Volume 6, #1 September 12, 2001 POLITICS WITH BITE! CONTACT HELP previous BACK ISSUES next
A FORUM FOR ANTI-AUTHORITARIAN POLITICAL OPINION, RESEARCH AND HUMOR

Plan Colombia, Up Close and Ugly

by Dr. Robert A. Doan

La Paz, Bolivia--7/13/01. While traveling through South America recently, my wife and I crossed the border from Peru into Bolivia. Within the first 75 miles we became stuck in a nearly four-hour shutdown of the Pan-American Highway miles north of La Paz. This was just one in a month-long series of highway shutdowns/blockades throughout the northern part of the country carried out by peasants, most of whom are Indiginos (Indians), protesting the Bolivian government's policy of coca eradication.

This policy is strongly supported and funded by the United States through Plan Columbia. Such support from the US has been ongoing since the Nixon Administration, but has accelerated greatly since 1997, and has expanded further under Plan Columbia. Many Americans know that the plan is sending $1.3 billion to aid the efforts of the Colombian government to defeat guerrillas who allegedly protect and profit from the international coca trade--a policy whose cost and possibilities of success are a source of contention.

Beyond this, however, we are also sending increasing millions of dollars to Andean governments, especially Bolivia, in order to convince (coerce?) them to greatly decrease coca production. Since 1997, production has decreased by about 75% in Bolivia, almost eliminating that part of the crop which goes to the international cocaine trade. Now, however, we want Bolivia to further decrease coca production.

This is what the peasants are protesting, because hundreds of thousands of them make their living from coca cultivation for domestic Bolivian consumption. In Bolivia, as well as in Peru and Ecuador, coca leaves are grown legally (although cocaine--chemically synthesized from coca--is illegal), and have been for centuries. They've have been used for thousands of years. Bolivians use it the way we drink coffee and tea. In fact, tea is made from it in the Andes, with about as much effect on the human nervous system or as much social disruption as coffee in the US. Coca has long been chewed in small amounts in the high Andes in order for daily work to proceed. It is therefore an important domestic cash crop.

Beyond this, the Andean Indians still consider it a sacred crop granted to them by the Gods. Yet, American policymakers seem wholly indifferent to these beliefs. Our government's only concern is to eliminate world coca production, so as to lessen North American cocaine consumption and abuse. (Imagine if China demanded that our farmers stop growing tobacco because millions of their citizens smoke too much.)

The protesting Bolivian peasants understand, and are reacting to, what any thoughtful North American already knows: that cocaine abuse is a North American problem--not a South American one. We should accept that fact and not push the problem off on the poorest inhabitants of our hemisphere.
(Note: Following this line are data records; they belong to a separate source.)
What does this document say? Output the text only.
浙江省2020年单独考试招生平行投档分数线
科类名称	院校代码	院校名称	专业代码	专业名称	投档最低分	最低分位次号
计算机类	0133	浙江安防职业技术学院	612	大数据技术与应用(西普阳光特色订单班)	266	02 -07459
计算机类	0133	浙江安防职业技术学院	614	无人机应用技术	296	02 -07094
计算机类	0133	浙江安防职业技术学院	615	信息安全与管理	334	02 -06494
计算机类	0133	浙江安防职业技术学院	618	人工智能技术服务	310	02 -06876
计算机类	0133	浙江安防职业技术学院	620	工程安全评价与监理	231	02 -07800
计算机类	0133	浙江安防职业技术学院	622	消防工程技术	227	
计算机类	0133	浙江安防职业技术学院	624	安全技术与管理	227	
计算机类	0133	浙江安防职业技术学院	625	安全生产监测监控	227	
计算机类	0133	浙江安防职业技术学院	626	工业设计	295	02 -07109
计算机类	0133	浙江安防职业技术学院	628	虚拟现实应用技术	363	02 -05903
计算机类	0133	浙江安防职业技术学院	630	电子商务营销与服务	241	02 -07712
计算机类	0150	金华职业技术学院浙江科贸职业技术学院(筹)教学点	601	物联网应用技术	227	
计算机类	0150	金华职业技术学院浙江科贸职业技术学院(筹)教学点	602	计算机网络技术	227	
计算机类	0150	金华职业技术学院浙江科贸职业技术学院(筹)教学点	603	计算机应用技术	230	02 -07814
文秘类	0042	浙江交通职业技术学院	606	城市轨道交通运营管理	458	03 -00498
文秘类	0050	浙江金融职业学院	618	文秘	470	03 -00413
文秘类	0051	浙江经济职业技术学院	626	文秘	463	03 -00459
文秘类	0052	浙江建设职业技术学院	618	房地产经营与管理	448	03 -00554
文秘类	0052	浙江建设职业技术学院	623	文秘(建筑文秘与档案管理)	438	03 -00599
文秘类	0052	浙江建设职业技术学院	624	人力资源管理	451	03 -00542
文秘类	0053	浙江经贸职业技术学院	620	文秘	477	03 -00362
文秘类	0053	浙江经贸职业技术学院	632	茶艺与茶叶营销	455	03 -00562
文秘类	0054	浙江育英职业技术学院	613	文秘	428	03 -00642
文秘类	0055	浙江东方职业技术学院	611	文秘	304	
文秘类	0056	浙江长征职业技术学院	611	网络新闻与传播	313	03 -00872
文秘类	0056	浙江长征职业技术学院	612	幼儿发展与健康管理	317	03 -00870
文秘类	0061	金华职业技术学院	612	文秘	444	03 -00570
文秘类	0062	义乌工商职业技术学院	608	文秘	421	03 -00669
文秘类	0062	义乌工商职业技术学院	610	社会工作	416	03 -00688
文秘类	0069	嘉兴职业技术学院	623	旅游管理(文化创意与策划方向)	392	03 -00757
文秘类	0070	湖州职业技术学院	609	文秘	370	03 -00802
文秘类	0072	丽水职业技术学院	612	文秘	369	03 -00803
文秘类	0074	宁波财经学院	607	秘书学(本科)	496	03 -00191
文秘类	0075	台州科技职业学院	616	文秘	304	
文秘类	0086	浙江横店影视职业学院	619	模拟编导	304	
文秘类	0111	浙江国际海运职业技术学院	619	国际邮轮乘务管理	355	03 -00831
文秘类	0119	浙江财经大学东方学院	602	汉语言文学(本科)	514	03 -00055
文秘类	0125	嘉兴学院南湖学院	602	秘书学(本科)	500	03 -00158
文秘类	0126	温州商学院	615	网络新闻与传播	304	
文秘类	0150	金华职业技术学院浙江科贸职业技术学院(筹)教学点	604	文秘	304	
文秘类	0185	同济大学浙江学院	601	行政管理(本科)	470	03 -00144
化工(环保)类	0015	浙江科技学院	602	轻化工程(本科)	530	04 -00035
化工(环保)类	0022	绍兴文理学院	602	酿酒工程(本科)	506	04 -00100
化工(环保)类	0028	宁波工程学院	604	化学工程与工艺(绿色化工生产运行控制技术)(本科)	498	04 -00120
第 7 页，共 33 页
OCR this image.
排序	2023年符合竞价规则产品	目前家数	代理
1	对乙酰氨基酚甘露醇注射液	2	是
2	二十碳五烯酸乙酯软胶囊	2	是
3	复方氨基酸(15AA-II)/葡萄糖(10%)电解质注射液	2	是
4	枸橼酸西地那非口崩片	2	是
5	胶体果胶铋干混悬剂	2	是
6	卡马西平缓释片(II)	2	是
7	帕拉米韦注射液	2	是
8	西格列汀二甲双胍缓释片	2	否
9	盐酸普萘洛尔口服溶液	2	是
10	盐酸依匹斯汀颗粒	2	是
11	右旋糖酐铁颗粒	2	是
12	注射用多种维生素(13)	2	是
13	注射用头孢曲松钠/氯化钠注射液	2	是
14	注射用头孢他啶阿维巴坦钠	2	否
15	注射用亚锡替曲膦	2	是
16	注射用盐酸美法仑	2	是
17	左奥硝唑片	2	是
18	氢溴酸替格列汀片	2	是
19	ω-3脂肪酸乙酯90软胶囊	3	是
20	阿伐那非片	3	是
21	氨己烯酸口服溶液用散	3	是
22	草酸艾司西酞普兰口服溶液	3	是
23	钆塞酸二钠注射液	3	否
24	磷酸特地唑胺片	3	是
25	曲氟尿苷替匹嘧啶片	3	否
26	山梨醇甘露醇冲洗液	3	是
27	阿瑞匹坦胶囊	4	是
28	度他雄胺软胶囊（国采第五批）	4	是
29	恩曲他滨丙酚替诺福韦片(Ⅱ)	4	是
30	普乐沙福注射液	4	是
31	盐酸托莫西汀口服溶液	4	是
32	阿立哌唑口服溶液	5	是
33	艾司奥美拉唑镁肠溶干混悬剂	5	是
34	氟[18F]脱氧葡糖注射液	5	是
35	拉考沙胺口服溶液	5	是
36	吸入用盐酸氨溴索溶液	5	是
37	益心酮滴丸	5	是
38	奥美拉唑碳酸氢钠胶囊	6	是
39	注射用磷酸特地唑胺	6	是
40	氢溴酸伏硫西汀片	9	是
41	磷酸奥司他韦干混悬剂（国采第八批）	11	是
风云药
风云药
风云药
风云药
At the minimum we should agree to favor imports of agricultural products from Andean nations, so as to allow peasants whose livelihood is threatened some alternative crops for income. (This, however, conflicts with our present globilization philosophy of free trade--but that's another issue). Better yet, we would have much better success spending Bolivia's Plan Columbia money--as well as the high cost of incarceration of small time drug users--on reducing our demand, by funding many more drug treatment programs and more drug education, such as in hospitals, schools, and in places of employment. We need to accept that we have the social problems that lead many to cocaine abuse and addiction, and not push the problem onto the poorest and most defenseless of South Americans.

Long ago we denied Indians of North America their birthrights. Let's not deny the same to their (and our) brothers and sisters in South America, just because we lack self control.